Радостное для любого человека известие оборачивалось для Дины грядущей КАТАСТРОФОЙ, которая казалась теперь страшнее, чем недавние мысли о возможной смерти, и чем сама смерть. Прежде, чем. прежде, чем наступит сегодняшний вечер, а за ним и ночь, она должна все рассказать Роману. Врать и притворяться она не сможет — не умеет! Только при встрече у нее получилось, очень готовилась. Она пыталась представить, как поведет себя Роман. Как поведет, так и поведет. Дина вся собралась и была готова к упрекам, негодованию и всяким нелицеприятным высказываниям. Разумеется, теоретически.

Мама ей когда-то сказала: «Если ничего нельзя изменить, не говори об этом, и не страдай напрасно, и не вынуждай страдать других». Дина вспомнила сейчас мамины слова.

…Мало того, что Роман кричал и бегал по квартире с исказившимся лицом. Он называл Дину всякими непотребными словами. Это Роман-то, который никогда не произносил (во всяком случае, при ней) нецензурщины, и она, по наивности, думала, что он не умеет говорить подобные слова.

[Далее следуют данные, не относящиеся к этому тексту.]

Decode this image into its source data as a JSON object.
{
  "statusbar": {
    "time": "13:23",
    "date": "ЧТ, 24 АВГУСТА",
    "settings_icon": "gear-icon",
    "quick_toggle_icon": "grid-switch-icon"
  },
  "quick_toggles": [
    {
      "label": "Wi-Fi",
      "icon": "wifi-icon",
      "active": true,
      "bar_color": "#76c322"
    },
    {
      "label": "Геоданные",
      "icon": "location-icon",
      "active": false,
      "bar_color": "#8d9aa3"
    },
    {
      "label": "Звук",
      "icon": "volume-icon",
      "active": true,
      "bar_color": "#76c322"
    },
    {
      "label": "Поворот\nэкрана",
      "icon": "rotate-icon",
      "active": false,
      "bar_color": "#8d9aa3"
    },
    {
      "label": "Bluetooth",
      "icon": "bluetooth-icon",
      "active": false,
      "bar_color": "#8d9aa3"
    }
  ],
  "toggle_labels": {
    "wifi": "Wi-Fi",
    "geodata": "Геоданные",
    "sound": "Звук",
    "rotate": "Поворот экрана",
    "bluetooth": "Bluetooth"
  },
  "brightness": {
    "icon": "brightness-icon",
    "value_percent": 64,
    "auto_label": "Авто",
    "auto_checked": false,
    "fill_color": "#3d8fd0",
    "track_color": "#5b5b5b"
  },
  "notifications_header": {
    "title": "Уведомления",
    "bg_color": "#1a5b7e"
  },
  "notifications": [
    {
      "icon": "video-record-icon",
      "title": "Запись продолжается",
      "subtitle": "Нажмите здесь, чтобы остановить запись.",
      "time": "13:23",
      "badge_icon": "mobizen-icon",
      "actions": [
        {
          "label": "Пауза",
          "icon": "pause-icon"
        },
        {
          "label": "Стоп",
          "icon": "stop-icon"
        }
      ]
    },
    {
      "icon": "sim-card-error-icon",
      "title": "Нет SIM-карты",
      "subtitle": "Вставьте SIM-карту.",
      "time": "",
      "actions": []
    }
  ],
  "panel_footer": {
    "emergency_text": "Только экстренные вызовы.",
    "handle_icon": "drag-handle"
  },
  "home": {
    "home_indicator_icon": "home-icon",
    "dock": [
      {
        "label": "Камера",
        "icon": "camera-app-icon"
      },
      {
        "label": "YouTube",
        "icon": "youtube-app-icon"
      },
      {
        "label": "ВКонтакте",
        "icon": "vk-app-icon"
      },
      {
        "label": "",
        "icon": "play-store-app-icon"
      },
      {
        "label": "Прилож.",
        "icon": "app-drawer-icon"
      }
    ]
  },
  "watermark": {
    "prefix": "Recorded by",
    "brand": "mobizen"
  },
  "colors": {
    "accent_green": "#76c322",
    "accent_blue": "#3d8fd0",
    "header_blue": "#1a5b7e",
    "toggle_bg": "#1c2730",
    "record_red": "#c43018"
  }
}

Дине нечем было оправдаться. Выдавливать из себя жалкий лепет — о чем? О том, что у нее творилось в душе, когда она поехала в этот тур? На каких страшных качелях она ощущала себя и свою, как казалось ей, стремительно укорачивающуюся жизнь, и как жаждала она наполнить ее чем-нибудь ярким, острым, чего еще не было.

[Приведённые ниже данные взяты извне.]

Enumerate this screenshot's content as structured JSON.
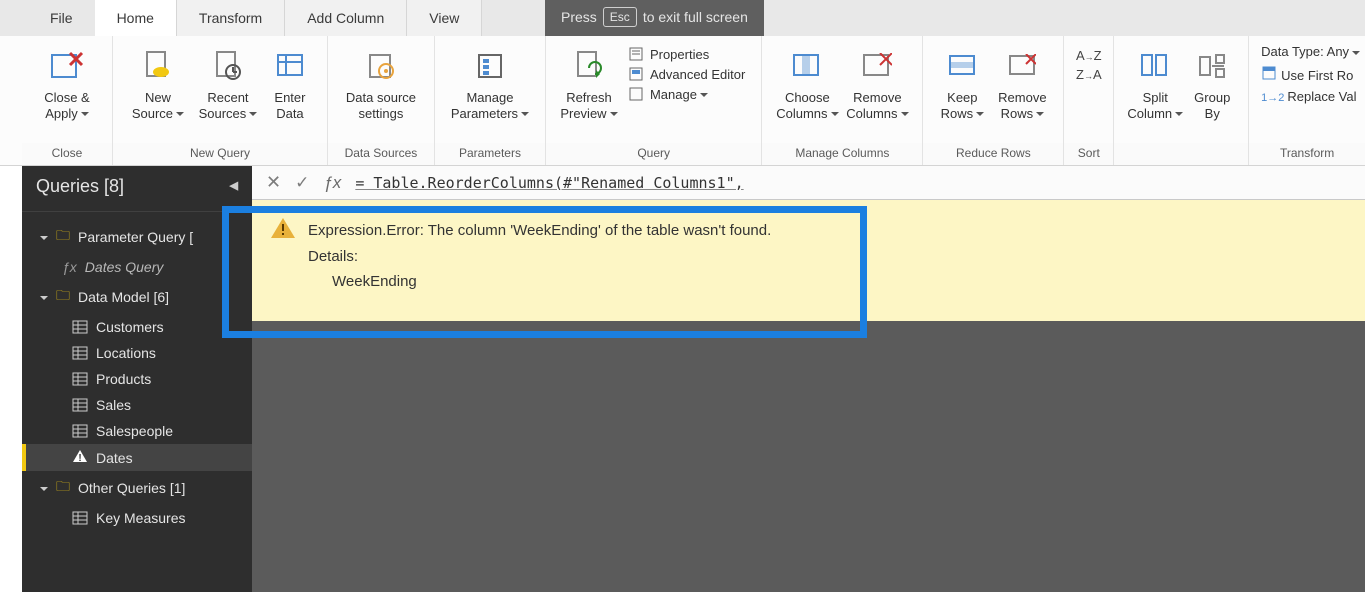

Выразить это в нормальных и понятных словах невозможно, и никакие слова ничего не изменят. Но Дина попыталась еще объяснить: «Ну, влюбилась я! Но теперь всё прошло. Прости». Хотя, «прости» она выдавила с трудом, так покорежили ее сказанные мужем оскорбительные слова.

— Прошло… — с сарказмом выговорил Роман. — Ты считаешь, что и у меня должно ПРОЙТИ? — он отвернулся. Плечи его задергались, но он быстро справился с собой. Когда он повернулся к ней, это был уже другой Роман, не ее муж, которого она знала столько лет и любила. Перед ней стоял мужчина с жестким холодным лицом, и он сухо говорил ужасные вещи:

— Мы переезжаем к моей маме. Мне там ближе к работе, и есть рядом школа. Я сам переведу Лёлю.

— А как же я?..

— Ты? Кто ты? Ты для меня — никто. Девочке тоже лучше быть от тебя подальше. Чему ты можешь ее научить? Как развратом заниматься, как ноги раздвигать?

— Рома! Почему ты так жесток?

— Я — жесток? Молчи!

— Рома, давай поговорим!

— О чем? О чем ты хочешь мне еще рассказать? Каким изысканым позам научилась? По Кама-Сутре, или сами изобретали? Дрянь! Б…ь!

Теперь Дина не могла простить себе, и не могла понять, зачем она сказала ему, как она решилась! Она терзалась от досады, смешанной со стыдом, жалостью к себе, к Роману, к Лельке. Ведь читала когда-то рассказ одного умного писателя, как жена после отпуска, проведенного в санатории, искренне рассказала мужу о своей случайной измене, а муж, который сам в ее отсутствие провел время отнюдь не безгрешно, не нашел в себе силы ее простить. Потому что мужчины слишком образно представляют себе картину измены, все постельные воображаемые подробности, и не могут этого перенести. Читать-то читала, и даже тогда некоторое время думала об этом, но для себя самой ничего не отложилось, вспомнилось только сейчас, когда поздно уже.